Chris McQueer’s granny thinks he should get a real job. The 27-year-old Glaswegian, who quit his work punting trainers in a sportswear shop last year to concentrate on a writing career that has already prompted comparisons to Irvine Welsh, admits that he still feels shy describing himself as an author.
“Even with taxi drivers, if they ask ‘Whit dae ye dae?’, I still tell them I work in the sports shop. I feel a bit poncy...” But McQueer has had to get used to talking about himself since he started self-publishing short stories on Twitter three years ago to see if he could make his pals laugh. His first collection, Hings, brought into book form by the independent Edinburgh publisher 404 Ink in 2017, won the Saboteur awards best short story collection the following year.
Now a fixture on Glasgow’s spoken word circuit, McQueer’s second collection, HWFG (Here We Fucking Go) was similarly praised when it came out at the back end of last year and he is now working on his first novel. Actor Martin Compston describes him as “Charlie Brooker on Buckfast”.
Sharing his stories online – “I’d just assumed it would be loads of people going, ‘This is shit’, but I got really nice feedback” – was a lightbulb moment, McQueer says. “This is it, this is what I want to do. It just felt natural to me to put it online rather than submitting stuff to literary magazines. I don’t read them, none of my pals read them, just put it online, then everybody can read it.”

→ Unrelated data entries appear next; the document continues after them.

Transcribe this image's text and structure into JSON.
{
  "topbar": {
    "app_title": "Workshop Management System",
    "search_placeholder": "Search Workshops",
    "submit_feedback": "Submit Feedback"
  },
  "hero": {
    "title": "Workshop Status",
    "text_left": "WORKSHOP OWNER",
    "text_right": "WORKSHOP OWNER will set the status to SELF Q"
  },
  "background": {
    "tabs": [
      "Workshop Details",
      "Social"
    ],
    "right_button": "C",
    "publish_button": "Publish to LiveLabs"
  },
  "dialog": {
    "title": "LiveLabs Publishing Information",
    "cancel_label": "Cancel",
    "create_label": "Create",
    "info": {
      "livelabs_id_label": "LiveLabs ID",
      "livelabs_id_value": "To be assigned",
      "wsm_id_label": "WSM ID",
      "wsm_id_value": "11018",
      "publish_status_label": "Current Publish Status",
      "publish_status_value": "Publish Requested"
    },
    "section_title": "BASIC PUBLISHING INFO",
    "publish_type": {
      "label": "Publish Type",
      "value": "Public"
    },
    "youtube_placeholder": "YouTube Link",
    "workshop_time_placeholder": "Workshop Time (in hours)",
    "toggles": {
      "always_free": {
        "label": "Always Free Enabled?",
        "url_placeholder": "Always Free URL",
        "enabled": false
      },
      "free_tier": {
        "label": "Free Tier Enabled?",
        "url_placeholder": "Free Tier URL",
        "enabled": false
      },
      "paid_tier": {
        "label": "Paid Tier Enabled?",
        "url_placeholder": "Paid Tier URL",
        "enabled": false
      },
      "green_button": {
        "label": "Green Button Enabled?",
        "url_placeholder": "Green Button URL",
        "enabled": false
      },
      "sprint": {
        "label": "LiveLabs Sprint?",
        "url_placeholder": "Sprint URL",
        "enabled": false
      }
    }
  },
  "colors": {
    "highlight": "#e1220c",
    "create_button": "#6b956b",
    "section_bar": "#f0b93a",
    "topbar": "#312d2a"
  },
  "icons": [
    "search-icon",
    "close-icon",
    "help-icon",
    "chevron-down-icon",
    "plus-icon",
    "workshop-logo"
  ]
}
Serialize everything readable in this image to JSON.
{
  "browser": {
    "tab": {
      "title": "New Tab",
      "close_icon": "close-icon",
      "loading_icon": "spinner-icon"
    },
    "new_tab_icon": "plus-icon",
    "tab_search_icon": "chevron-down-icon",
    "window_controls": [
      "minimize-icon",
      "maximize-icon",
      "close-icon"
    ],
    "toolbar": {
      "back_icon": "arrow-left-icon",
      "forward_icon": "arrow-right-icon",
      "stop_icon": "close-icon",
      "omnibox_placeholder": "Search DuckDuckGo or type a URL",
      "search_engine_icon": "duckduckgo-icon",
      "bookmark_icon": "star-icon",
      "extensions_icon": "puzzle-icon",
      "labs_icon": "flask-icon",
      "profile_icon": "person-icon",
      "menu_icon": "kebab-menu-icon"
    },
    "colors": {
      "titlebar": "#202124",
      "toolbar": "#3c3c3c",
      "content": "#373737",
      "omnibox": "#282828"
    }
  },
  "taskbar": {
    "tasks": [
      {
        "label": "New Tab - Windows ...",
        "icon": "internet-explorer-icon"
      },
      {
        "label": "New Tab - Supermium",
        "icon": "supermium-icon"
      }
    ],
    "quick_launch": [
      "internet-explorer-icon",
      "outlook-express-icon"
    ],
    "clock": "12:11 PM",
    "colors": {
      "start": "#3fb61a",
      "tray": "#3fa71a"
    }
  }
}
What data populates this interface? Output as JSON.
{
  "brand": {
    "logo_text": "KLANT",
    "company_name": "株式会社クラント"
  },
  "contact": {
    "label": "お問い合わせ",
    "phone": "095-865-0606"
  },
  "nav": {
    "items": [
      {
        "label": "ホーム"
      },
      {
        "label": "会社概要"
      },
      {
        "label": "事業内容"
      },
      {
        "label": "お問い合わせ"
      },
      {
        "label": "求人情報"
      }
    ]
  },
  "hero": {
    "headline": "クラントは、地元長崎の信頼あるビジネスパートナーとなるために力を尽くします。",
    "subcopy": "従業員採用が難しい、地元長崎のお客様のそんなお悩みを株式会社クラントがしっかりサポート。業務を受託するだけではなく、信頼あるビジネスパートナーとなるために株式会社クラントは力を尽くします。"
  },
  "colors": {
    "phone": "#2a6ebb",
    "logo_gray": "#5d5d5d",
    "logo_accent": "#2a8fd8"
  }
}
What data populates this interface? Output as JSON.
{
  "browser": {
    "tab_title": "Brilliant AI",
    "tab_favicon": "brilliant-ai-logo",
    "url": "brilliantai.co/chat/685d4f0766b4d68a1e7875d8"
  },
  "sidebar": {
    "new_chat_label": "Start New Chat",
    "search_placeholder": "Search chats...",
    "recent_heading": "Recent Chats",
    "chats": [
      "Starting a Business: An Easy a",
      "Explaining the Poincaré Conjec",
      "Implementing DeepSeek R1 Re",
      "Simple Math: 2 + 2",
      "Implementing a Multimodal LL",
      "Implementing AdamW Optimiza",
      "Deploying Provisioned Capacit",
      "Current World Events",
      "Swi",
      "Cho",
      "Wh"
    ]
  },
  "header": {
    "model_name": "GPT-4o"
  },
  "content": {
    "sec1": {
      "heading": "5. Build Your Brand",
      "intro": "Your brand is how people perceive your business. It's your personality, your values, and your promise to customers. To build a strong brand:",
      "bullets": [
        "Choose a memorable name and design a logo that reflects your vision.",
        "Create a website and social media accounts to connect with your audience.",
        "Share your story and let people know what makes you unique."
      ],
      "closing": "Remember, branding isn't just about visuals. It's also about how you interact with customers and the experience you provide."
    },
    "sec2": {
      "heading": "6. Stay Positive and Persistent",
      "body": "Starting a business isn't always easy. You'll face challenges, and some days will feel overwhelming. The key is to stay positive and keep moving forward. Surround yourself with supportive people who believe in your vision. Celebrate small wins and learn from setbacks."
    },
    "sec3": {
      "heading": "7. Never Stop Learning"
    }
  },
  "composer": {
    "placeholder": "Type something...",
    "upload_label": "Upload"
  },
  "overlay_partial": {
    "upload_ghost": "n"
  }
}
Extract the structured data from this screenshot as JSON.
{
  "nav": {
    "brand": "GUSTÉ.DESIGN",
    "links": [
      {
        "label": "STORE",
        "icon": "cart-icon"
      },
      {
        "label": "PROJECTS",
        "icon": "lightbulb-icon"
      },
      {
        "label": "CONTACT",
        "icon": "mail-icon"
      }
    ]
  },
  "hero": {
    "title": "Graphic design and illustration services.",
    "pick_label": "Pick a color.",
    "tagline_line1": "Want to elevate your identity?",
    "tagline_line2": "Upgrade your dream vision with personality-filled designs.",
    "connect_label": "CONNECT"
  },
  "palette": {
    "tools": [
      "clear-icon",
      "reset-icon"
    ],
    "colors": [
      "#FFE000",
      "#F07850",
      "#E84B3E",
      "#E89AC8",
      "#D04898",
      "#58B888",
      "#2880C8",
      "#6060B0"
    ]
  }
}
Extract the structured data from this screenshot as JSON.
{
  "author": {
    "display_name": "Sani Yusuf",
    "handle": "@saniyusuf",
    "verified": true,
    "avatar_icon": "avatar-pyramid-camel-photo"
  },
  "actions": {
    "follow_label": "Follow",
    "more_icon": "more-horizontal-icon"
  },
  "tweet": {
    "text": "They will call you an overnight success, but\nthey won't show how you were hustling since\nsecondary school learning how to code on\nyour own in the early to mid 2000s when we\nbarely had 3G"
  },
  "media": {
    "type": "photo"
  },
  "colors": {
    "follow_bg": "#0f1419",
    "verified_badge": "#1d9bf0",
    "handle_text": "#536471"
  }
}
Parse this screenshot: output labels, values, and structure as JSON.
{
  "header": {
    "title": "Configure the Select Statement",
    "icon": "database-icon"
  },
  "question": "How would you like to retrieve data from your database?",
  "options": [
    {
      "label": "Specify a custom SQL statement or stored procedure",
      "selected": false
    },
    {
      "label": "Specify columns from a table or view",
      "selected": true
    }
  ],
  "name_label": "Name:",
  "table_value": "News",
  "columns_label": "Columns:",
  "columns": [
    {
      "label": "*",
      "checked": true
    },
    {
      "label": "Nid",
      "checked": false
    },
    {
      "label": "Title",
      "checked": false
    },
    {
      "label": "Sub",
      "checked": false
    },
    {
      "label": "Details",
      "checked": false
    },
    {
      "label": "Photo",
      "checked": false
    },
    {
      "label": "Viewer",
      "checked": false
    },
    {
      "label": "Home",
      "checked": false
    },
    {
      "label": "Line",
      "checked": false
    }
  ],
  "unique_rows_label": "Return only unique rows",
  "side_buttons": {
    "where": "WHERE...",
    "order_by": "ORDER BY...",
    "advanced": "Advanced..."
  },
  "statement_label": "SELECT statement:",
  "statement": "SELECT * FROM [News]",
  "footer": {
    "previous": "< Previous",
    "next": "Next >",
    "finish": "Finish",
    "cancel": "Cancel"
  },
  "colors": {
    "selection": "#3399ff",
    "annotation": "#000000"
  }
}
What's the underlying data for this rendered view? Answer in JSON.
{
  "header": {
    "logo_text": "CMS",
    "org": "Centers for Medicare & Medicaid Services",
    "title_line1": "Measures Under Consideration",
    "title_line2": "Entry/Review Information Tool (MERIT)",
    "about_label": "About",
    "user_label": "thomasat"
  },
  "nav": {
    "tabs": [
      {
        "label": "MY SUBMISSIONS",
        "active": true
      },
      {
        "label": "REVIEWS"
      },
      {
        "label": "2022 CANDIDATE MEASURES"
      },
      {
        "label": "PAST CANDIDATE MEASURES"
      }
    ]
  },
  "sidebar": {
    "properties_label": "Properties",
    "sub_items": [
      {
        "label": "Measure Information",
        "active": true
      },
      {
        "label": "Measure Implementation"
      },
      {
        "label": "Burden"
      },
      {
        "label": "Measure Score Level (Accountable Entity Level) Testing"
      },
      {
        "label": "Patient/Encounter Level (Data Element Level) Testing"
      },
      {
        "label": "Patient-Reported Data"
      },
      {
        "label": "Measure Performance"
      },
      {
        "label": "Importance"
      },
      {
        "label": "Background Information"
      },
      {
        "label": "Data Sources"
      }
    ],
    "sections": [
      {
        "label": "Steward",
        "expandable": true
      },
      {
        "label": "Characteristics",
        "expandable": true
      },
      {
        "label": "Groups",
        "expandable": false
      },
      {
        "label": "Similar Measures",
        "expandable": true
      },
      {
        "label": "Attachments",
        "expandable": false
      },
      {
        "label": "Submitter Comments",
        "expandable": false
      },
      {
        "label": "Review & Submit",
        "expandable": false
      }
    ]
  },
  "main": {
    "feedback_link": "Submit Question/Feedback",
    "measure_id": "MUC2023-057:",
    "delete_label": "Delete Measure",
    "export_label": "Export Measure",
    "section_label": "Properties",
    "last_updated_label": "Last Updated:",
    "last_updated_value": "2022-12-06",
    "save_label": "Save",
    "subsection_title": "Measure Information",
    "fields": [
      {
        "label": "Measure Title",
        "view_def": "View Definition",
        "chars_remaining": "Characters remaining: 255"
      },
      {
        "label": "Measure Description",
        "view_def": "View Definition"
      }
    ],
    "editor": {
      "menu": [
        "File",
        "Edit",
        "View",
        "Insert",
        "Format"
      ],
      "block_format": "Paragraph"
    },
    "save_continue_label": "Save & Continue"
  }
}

Building up his audience through another route has paid dividends. “Schoolkids come and see me at spoken word gigs, and then when I had my book launch there were some women in their 60s from a book group. It was so cool all these different people all laughing at the same toilet humour.”
Skinnier than his jeans, with fine-boned features dominated by huge, dark eyebrows, McQueer is quite humble about his trajectory, but there’s a lot more than lavatorial gags. His talent zings off the page in a series of contortions of the everyday, by turns grotesque, absurd and poignant but always 100% Scottish. In one Black Mirror-style tale, anonymous dares to win prize money on social media become ever bloodier. Another yarn concerns the unforeseeable consequences of a botched hand transplant, while a third offers the funniest misinterpretation of Brexit our beleaguered prime minister could wish for.
And this may be something unique to McQueer: his affectionately, sometimes surgically, observed characters have an effervescence that the likes of Welsh or Brooker don’t always allow. His stories, which start off disarmingly ordinary then twist towards something altogether more surreal or horrifying, are as likely to end with a slap of humour than teeth-grinding nihilism.
Like fellow Scots vernacularists Welsh and Limmy, McQueer writes as he talks and his stories are spiked with gallus (bold) words and phrases like glaikit (stupid), clatty (dirty) and bumping yer gums (chatting) that may require some translation for those beyond a Glasgow postcode.
But for McQueer, writing in Scots is about accessibility. “When I started writing it just felt natural to write how I talk. The only writing I’d came across that was in Glaswegian Scots, like my family spoke, was Tom Leonard’s poetry. I think that’s part of the reason that my books have been picked up by a lot of people. I get a lot of messages on Twitter saying, ‘This is the first book I’ve read since school.’ And I think that’s because of how I’ve written it, so it feels like it’s for people like us.
“I’ve always felt like Scots is our language,” he goes on, “because we’ve got so many unique words and phrases. Even when I was in primary school if the teacher asked me something and I said aye and naw, they’d correct me and say it’s yes and no. Why though? That’s how you talk when you’re no in the school, so why are we all in this big charade, why are you trying to make me talk like a newsreader? It grates on me!”
McQueer was brought up and still lives in Glasgow’s east end, an area more often highlighted for its poverty. “The east end is the perfect place for a writer to live,” he insists. “Growing up with so many characters living round about: if I’m struggling for ideas, I can just think of some mad thing that happened in my childhood.”
The sports shop was another mine of material, he explains. “All day, every day, I’m interacting with people, picking up on their wee quirks and getting stories out of them. I do miss that now. I feel I’m not exposed to as many people any more.” He muses: “Maybe I need to go back part-time.”
• HWFG by Chris McQueer is published by 404 Ink.